Is it possible that there should be a surplus of capital?

It is evident that there may become such a surplus, if we assume that production itself does not expand in the meantime. Given a certain industry, within defined limits, it * may become full and overflowing with its accumulations. By economy and thrift, these multiply fast, and crowd their barriers. Common observation shows this to be often true, with the enterprises of individuals. The excess is transferred to other branches, or withdrawn for personal gratifications. A seamstress, who, by saving, obtains a sewing machine, has a wonderful help in her industry; but a second sewing machine would not assist her a single stitch.

The same is true of special occupations. The limit of profitable production being reached, the amount of capital employed cannot well be increased. The product, being generally in the form of circulating capital, now flows off to other business, or is turned to purposes of adornment and culture.

The same is also found true, though more rarely, of entire communities. States and cities sometimes reach the limits within which they desire to use capital in their traditional industries. They become bankers for the world, or direct their profits to sumptuous houses and works of art.
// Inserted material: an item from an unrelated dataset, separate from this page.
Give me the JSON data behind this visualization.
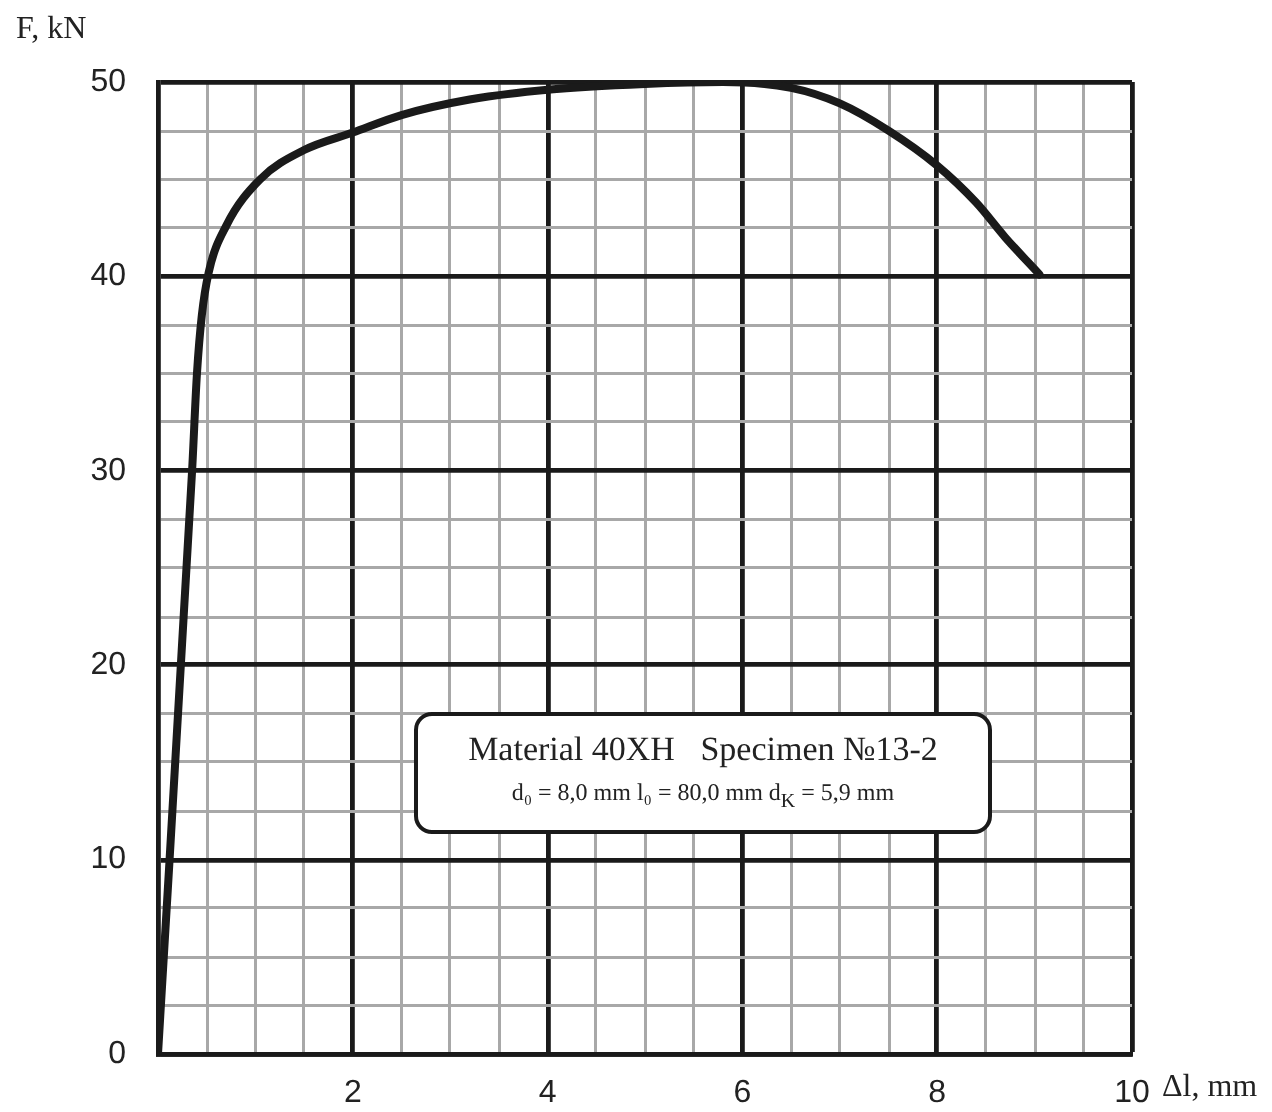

Such were Genoa and Venice under the merchant princes, who, having reached the boundaries of known trade, and brought all its machinery to the perfection of existing art, .began, wisely enough at first, that wonderful career of architecture, whose ultimate extravagance exhausted the industry that gave it rise, and passed the commerce of the world to traders who had not become gentlemen.

It is evident, then, that, within the bounds of present occupations, capital might easily attain a surplus, increasing as it can more rapidly than population. It is productive only as applied by labor; and therefore its production is limited by the capacities of labor.

But in fact, and on the whole of things, the limits of industry do not remain the same. Wants expand, as we have seen. Capital is relieved from its former employments, and goes on to new efforts. It can hardly multiply * fast enough to meet the growing demand. Enterprises spring up over night. Capital hardly breathes, for the work it has to do.

We believe that the time when capital shall become excessive in the world is far beyond the occasions of reasonable calculation. It is so distant at the nearest, so doubtful every way, as not to be a question in a practical science, like political economy. We are not called on to provide for the day when all the continents shall be crowded with wealth that can find no room to work. When wealth ceases to be wanted for capital, it is pretty certain to be consumed in luxury. Yet we are not to anticipate the same rapid progress at all times and everywhere which we see in a new country like our own, full of wants, and stimulated to efforts. Capital has its checks, just as population has. Theoretically, steady increase is certain in both: practically, each meets obstacles ; is lost here, and checked there. The forces which operate to stay it may be briefly summed up as follows: a certain disinclination of capital to emigrate ; the lessening power of personal supervision from a distance; and a distrust in the administration of foreign laws.

Another constant force operating against the increase of capital is found in those wants of man which do not look to reproduction. The desire to spend is just as truly in human nature as the desire to earn, and can be as accurately calculated. Hence it follows, that, as the desire to learn loses power by capital becoming plenty and cheap, the desire to spend gains force. A man is not nearly as likely to use his money for personal gratification when he can get eight per cent for it, as when he can get only four.

Yet, for all these obstacles, capital, when it has supplied the demands of labor in its own vicinity, has gone abroad to colonize. It has carried on great wars in which it had no interest, has developed the resources of infant states, and saved old nations tottering to their fall. Capital has gone round the world in the same boat with the inspired dis- coverer. It watched with Columbus the weeds drifting from an unknown land; it " stared at the Pacific " by the side of stout Cortes; it debarked with the gallant Cook, nor was it frightened at the savage violence which took his life. Like Caesar, it would not wait for the boat to come to land. It freighted vessels for countries not named; it sent fleets to ports never visited by civilized man.